Measuring inconsistency is crucial to effective inconsistency management in software development. A complete measurement of inconsistency should focus on not only the degree but also the significance of inconsistency. However, most of the approaches available only take the degree of inconsistency into account. The significance of inconsistency has not yet been given much needed consideration. This paper presents an approach for measuring the significance of inconsistency arising from different viewpoints in the Viewpoints framework. We call an individual set of requirements belonging to different viewpoints a combined requirements collection in this paper. We argue that the
significance of inconsistency arising in a combined requirements collection is closely associated with global priority levels of requirements involved in the inconsistency. Here we assume that the global priority level of an individual requirement captures the relative importance of every viewpoint including this requirement as well as the local priority level of the requirement within the viewpoint. Then we use the synthesis of global priority levels of all the requirements in a combined collection to measure the significance of the
collection.
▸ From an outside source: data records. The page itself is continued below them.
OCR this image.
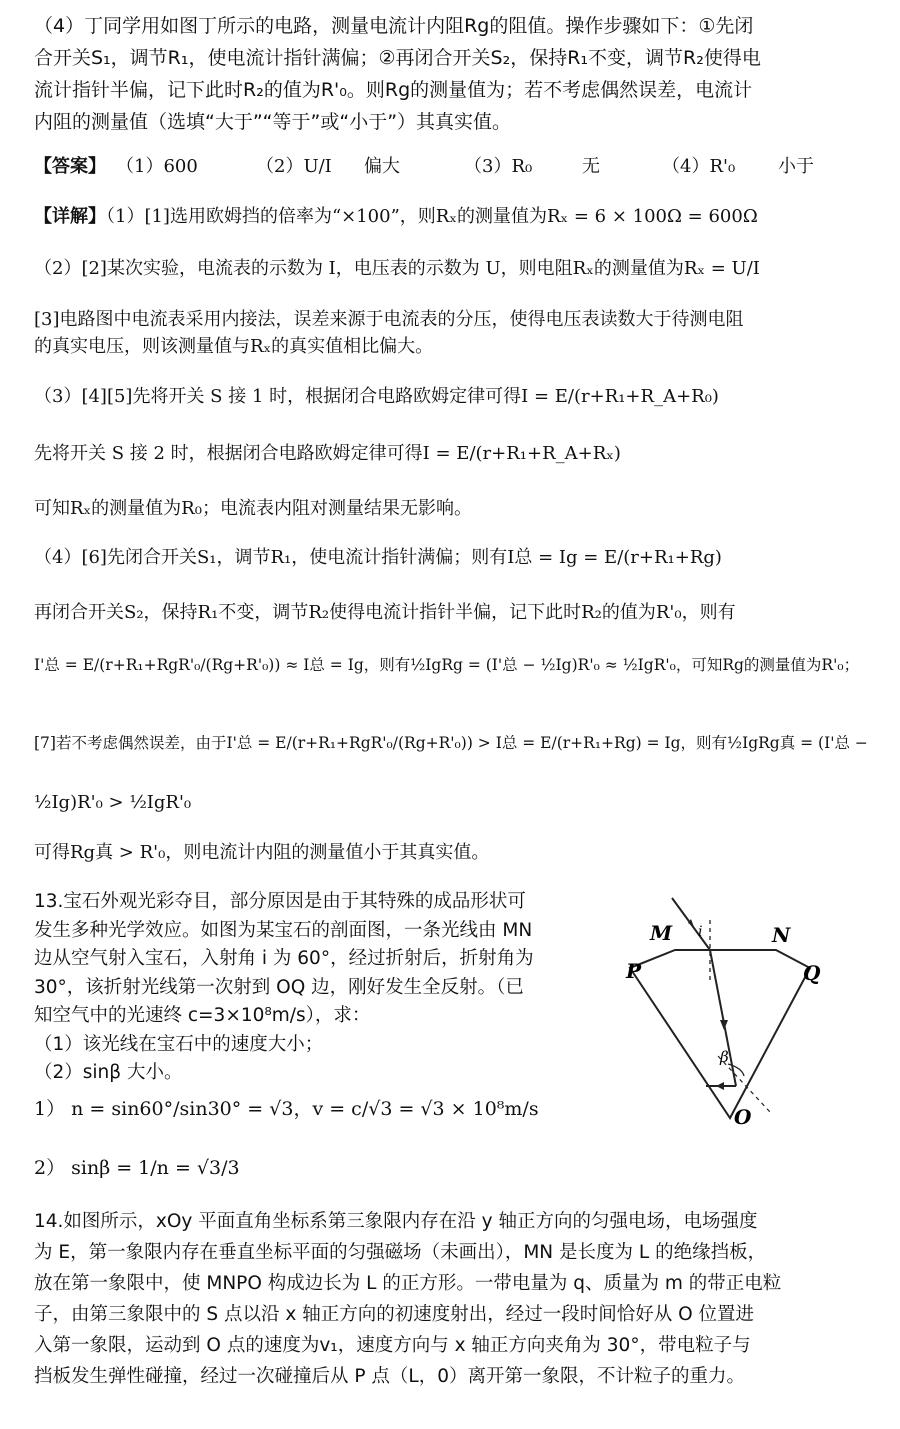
（4）丁同学用如图丁所示的电路，测量电流计内阻Rg的阻值。操作步骤如下：①先闭
合开关S₁，调节R₁，使电流计指针满偏；②再闭合开关S₂，保持R₁不变，调节R₂使得电
流计指针半偏，记下此时R₂的值为R'₀。则Rg的测量值为；若不考虑偶然误差，电流计
内阻的测量值（选填“大于”“等于”或“小于”）其真实值。
【答案】 （1）600	（2）U/I 偏大	（3）R₀	无	（4）R'₀ 小于
【详解】（1）[1]选用欧姆挡的倍率为“×100”，则Rₓ的测量值为Rₓ = 6 × 100Ω = 600Ω
（2）[2]某次实验，电流表的示数为 I，电压表的示数为 U，则电阻Rₓ的测量值为Rₓ = U/I
[3]电路图中电流表采用内接法，误差来源于电流表的分压，使得电压表读数大于待测电阻
的真实电压，则该测量值与Rₓ的真实值相比偏大。
（3）[4][5]先将开关 S 接 1 时，根据闭合电路欧姆定律可得I = E/(r+R₁+R_A+R₀)
先将开关 S 接 2 时，根据闭合电路欧姆定律可得I = E/(r+R₁+R_A+Rₓ)
可知Rₓ的测量值为R₀；电流表内阻对测量结果无影响。
（4）[6]先闭合开关S₁，调节R₁，使电流计指针满偏；则有I总 = Ig = E/(r+R₁+Rg)
再闭合开关S₂，保持R₁不变，调节R₂使得电流计指针半偏，记下此时R₂的值为R'₀，则有
I'总 = E/(r+R₁+RgR'₀/(Rg+R'₀)) ≈ I总 = Ig，则有½IgRg = (I'总 − ½Ig)R'₀ ≈ ½IgR'₀，可知Rg的测量值为R'₀；
[7]若不考虑偶然误差，由于I'总 = E/(r+R₁+RgR'₀/(Rg+R'₀)) > I总 = E/(r+R₁+Rg) = Ig，则有½IgRg真 = (I'总 −
½Ig)R'₀ > ½IgR'₀
可得Rg真 > R'₀，则电流计内阻的测量值小于其真实值。
13.宝石外观光彩夺目，部分原因是由于其特殊的成品形状可
发生多种光学效应。如图为某宝石的剖面图，一条光线由 MN
边从空气射入宝石，入射角 i 为 60°，经过折射后，折射角为
30°，该折射光线第一次射到 OQ 边，刚好发生全反射。（已
知空气中的光速终 c=3×10⁸m/s），求：
（1）该光线在宝石中的速度大小；
（2）sinβ 大小。
1） n = sin60°/sin30° = √3，v = c/√3 = √3 × 10⁸m/s
2） sinβ = 1/n = √3/3
M i	N
P	Q
β
O
14.如图所示，xOy 平面直角坐标系第三象限内存在沿 y 轴正方向的匀强电场，电场强度
为 E，第一象限内存在垂直坐标平面的匀强磁场（未画出），MN 是长度为 L 的绝缘挡板，
放在第一象限中，使 MNPO 构成边长为 L 的正方形。一带电量为 q、质量为 m 的带正电粒
子，由第三象限中的 S 点以沿 x 轴正方向的初速度射出，经过一段时间恰好从 O 位置进
入第一象限，运动到 O 点的速度为v₁，速度方向与 x 轴正方向夹角为 30°，带电粒子与
挡板发生弹性碰撞，经过一次碰撞后从 P 点（L，0）离开第一象限，不计粒子的重力。
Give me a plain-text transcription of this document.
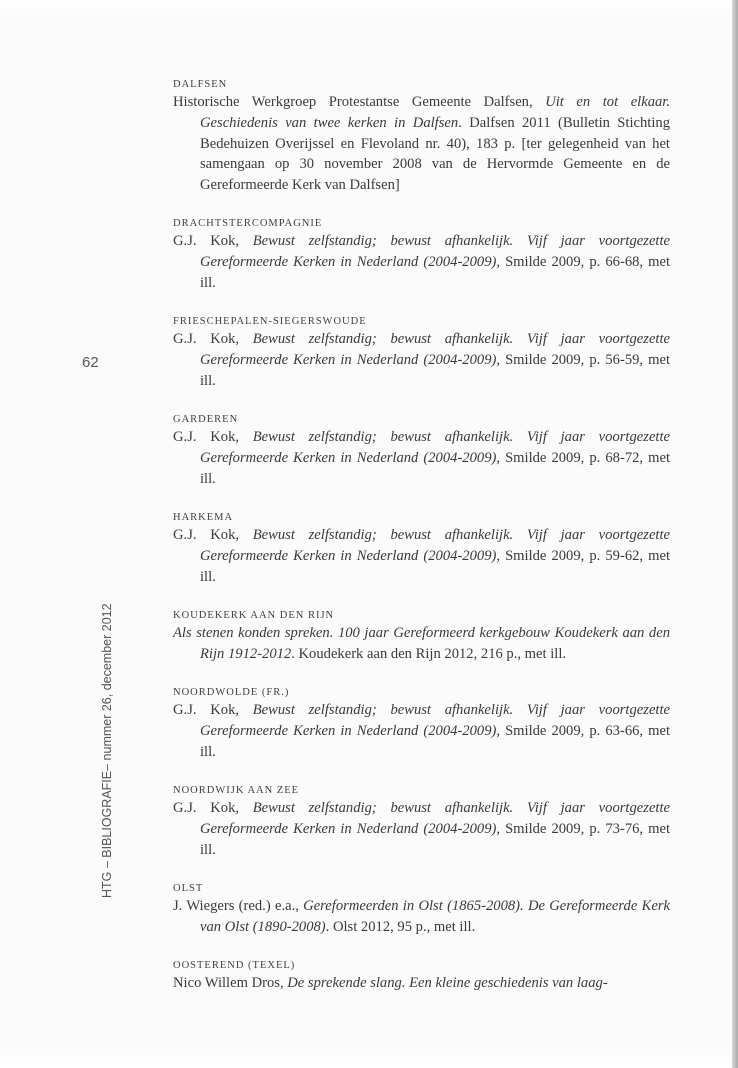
62
HTG – BIBLIOGRAFIE– nummer 26, december 2012
DALFSEN
Historische Werkgroep Protestantse Gemeente Dalfsen, Uit en tot elkaar. Geschiedenis van twee kerken in Dalfsen. Dalfsen 2011 (Bulletin Stichting Bedehuizen Overijssel en Flevoland nr. 40), 183 p. [ter gelegenheid van het samengaan op 30 november 2008 van de Hervormde Gemeente en de Gereformeerde Kerk van Dalfsen]
DRACHTSTERCOMPAGNIE
G.J. Kok, Bewust zelfstandig; bewust afhankelijk. Vijf jaar voortgezette Gereformeerde Kerken in Nederland (2004-2009), Smilde 2009, p. 66-68, met ill.
FRIESCHEPALEN-SIEGERSWOUDE
G.J. Kok, Bewust zelfstandig; bewust afhankelijk. Vijf jaar voortgezette Gereformeerde Kerken in Nederland (2004-2009), Smilde 2009, p. 56-59, met ill.
GARDEREN
G.J. Kok, Bewust zelfstandig; bewust afhankelijk. Vijf jaar voortgezette Gereformeerde Kerken in Nederland (2004-2009), Smilde 2009, p. 68-72, met ill.
HARKEMA
G.J. Kok, Bewust zelfstandig; bewust afhankelijk. Vijf jaar voortgezette Gereformeerde Kerken in Nederland (2004-2009), Smilde 2009, p. 59-62, met ill.
KOUDEKERK AAN DEN RIJN
Als stenen konden spreken. 100 jaar Gereformeerd kerkgebouw Koudekerk aan den Rijn 1912-2012. Koudekerk aan den Rijn 2012, 216 p., met ill.
NOORDWOLDE (FR.)
G.J. Kok, Bewust zelfstandig; bewust afhankelijk. Vijf jaar voortgezette Gereformeerde Kerken in Nederland (2004-2009), Smilde 2009, p. 63-66, met ill.
NOORDWIJK AAN ZEE
G.J. Kok, Bewust zelfstandig; bewust afhankelijk. Vijf jaar voortgezette Gereformeerde Kerken in Nederland (2004-2009), Smilde 2009, p. 73-76, met ill.
OLST
J. Wiegers (red.) e.a., Gereformeerden in Olst (1865-2008). De Gereformeerde Kerk van Olst (1890-2008). Olst 2012, 95 p., met ill.
OOSTEREND (TEXEL)
Nico Willem Dros, De sprekende slang. Een kleine geschiedenis van laag-
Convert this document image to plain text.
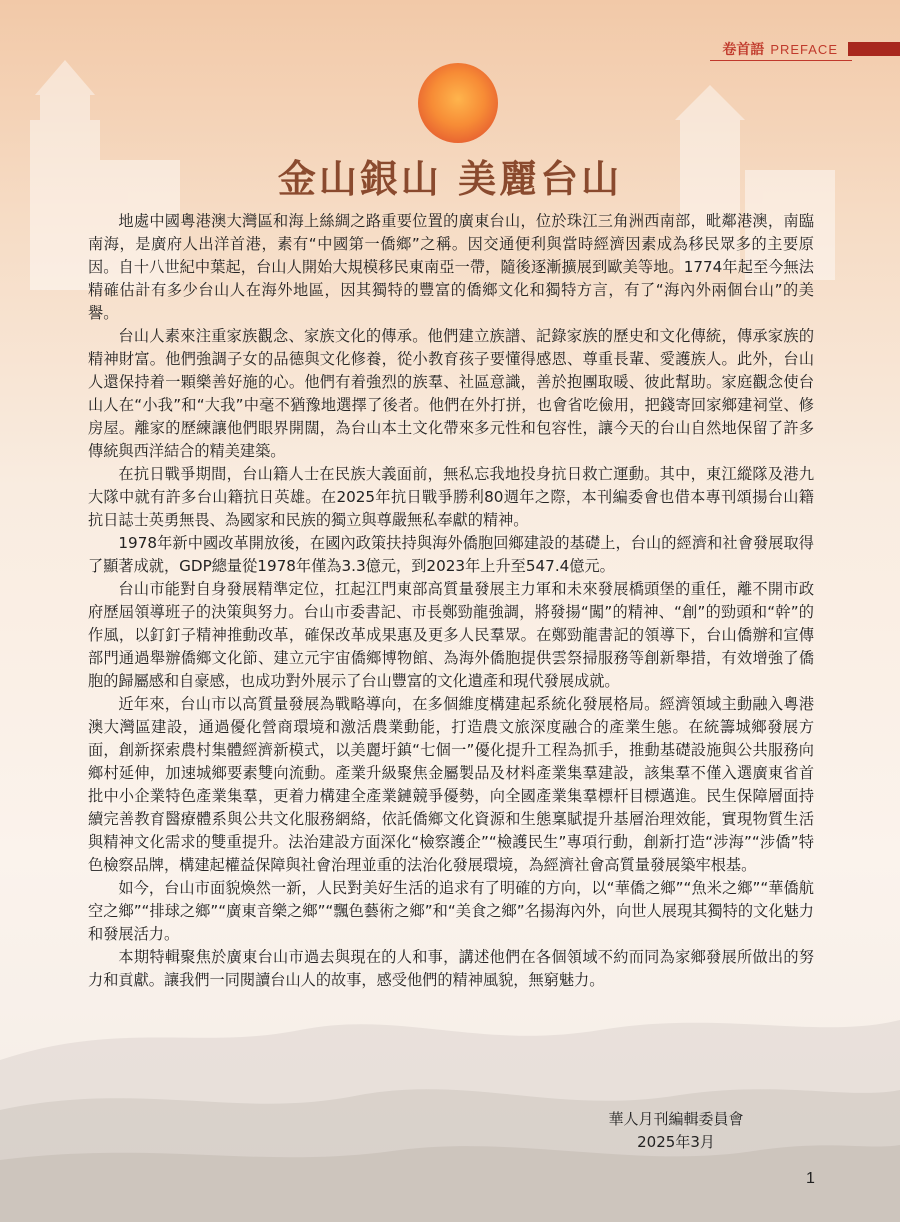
卷首語 PREFACE
金山銀山 美麗台山

地處中國粵港澳大灣區和海上絲綢之路重要位置的廣東台山，位於珠江三角洲西南部，毗鄰港澳，南臨南海，是廣府人出洋首港，素有“中國第一僑鄉”之稱。因交通便利與當時經濟因素成為移民眾多的主要原因。自十八世紀中葉起，台山人開始大規模移民東南亞一帶，隨後逐漸擴展到歐美等地。1774年起至今無法精確估計有多少台山人在海外地區，因其獨特的豐富的僑鄉文化和獨特方言，有了“海內外兩個台山”的美譽。

台山人素來注重家族觀念、家族文化的傳承。他們建立族譜、記錄家族的歷史和文化傳統，傳承家族的精神財富。他們強調子女的品德與文化修養，從小教育孩子要懂得感恩、尊重長輩、愛護族人。此外，台山人還保持着一顆樂善好施的心。他們有着強烈的族羣、社區意識，善於抱團取暖、彼此幫助。家庭觀念使台山人在“小我”和“大我”中毫不猶豫地選擇了後者。他們在外打拼，也會省吃儉用，把錢寄回家鄉建祠堂、修房屋。離家的歷練讓他們眼界開闊，為台山本土文化帶來多元性和包容性，讓今天的台山自然地保留了許多傳統與西洋結合的精美建築。

在抗日戰爭期間，台山籍人士在民族大義面前，無私忘我地投身抗日救亡運動。其中，東江縱隊及港九大隊中就有許多台山籍抗日英雄。在2025年抗日戰爭勝利80週年之際，本刊編委會也借本專刊頌揚台山籍抗日誌士英勇無畏、為國家和民族的獨立與尊嚴無私奉獻的精神。

1978年新中國改革開放後，在國內政策扶持與海外僑胞回鄉建設的基礎上，台山的經濟和社會發展取得了顯著成就，GDP總量從1978年僅為3.3億元，到2023年上升至547.4億元。

台山市能對自身發展精準定位，扛起江門東部高質量發展主力軍和未來發展橋頭堡的重任，離不開市政府歷屆領導班子的決策與努力。台山市委書記、市長鄭勁龍強調，將發揚“闖”的精神、“創”的勁頭和“幹”的作風，以釘釘子精神推動改革，確保改革成果惠及更多人民羣眾。在鄭勁龍書記的領導下，台山僑辦和宣傳部門通過舉辦僑鄉文化節、建立元宇宙僑鄉博物館、為海外僑胞提供雲祭掃服務等創新舉措，有效增強了僑胞的歸屬感和自豪感，也成功對外展示了台山豐富的文化遺產和現代發展成就。

近年來，台山市以高質量發展為戰略導向，在多個維度構建起系統化發展格局。經濟領域主動融入粵港澳大灣區建設，通過優化營商環境和激活農業動能，打造農文旅深度融合的產業生態。在統籌城鄉發展方面，創新探索農村集體經濟新模式，以美麗圩鎮“七個一”優化提升工程為抓手，推動基礎設施與公共服務向鄉村延伸，加速城鄉要素雙向流動。產業升級聚焦金屬製品及材料產業集羣建設，該集羣不僅入選廣東省首批中小企業特色產業集羣，更着力構建全產業鏈競爭優勢，向全國產業集羣標杆目標邁進。民生保障層面持續完善教育醫療體系與公共文化服務網絡，依託僑鄉文化資源和生態稟賦提升基層治理效能，實現物質生活與精神文化需求的雙重提升。法治建設方面深化“檢察護企”“檢護民生”專項行動，創新打造“涉海”“涉僑”特色檢察品牌，構建起權益保障與社會治理並重的法治化發展環境，為經濟社會高質量發展築牢根基。

如今，台山市面貌煥然一新，人民對美好生活的追求有了明確的方向，以“華僑之鄉”“魚米之鄉”“華僑航空之鄉”“排球之鄉”“廣東音樂之鄉”“飄色藝術之鄉”和“美食之鄉”名揚海內外，向世人展現其獨特的文化魅力和發展活力。

本期特輯聚焦於廣東台山市過去與現在的人和事，講述他們在各個領域不約而同為家鄉發展所做出的努力和貢獻。讓我們一同閱讀台山人的故事，感受他們的精神風貌，無窮魅力。

華人月刊編輯委員會
2025年3月
1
Following this, we present a scoring matrix function to measure the significance of inconsistency in an inconsistent combined requirements collection, which describes the contribution made by each subset of the requirements collection to the significance of the set of requirements involved in the inconsistency. An ordering relationship between inconsistencies of two combined requirements collections, termed more significant than, is also presented by comparing their significance scoring matrix functions. Finally, these techniques were implemented in a prototype tool called IncMeasurer, which we developed as a proof of concept.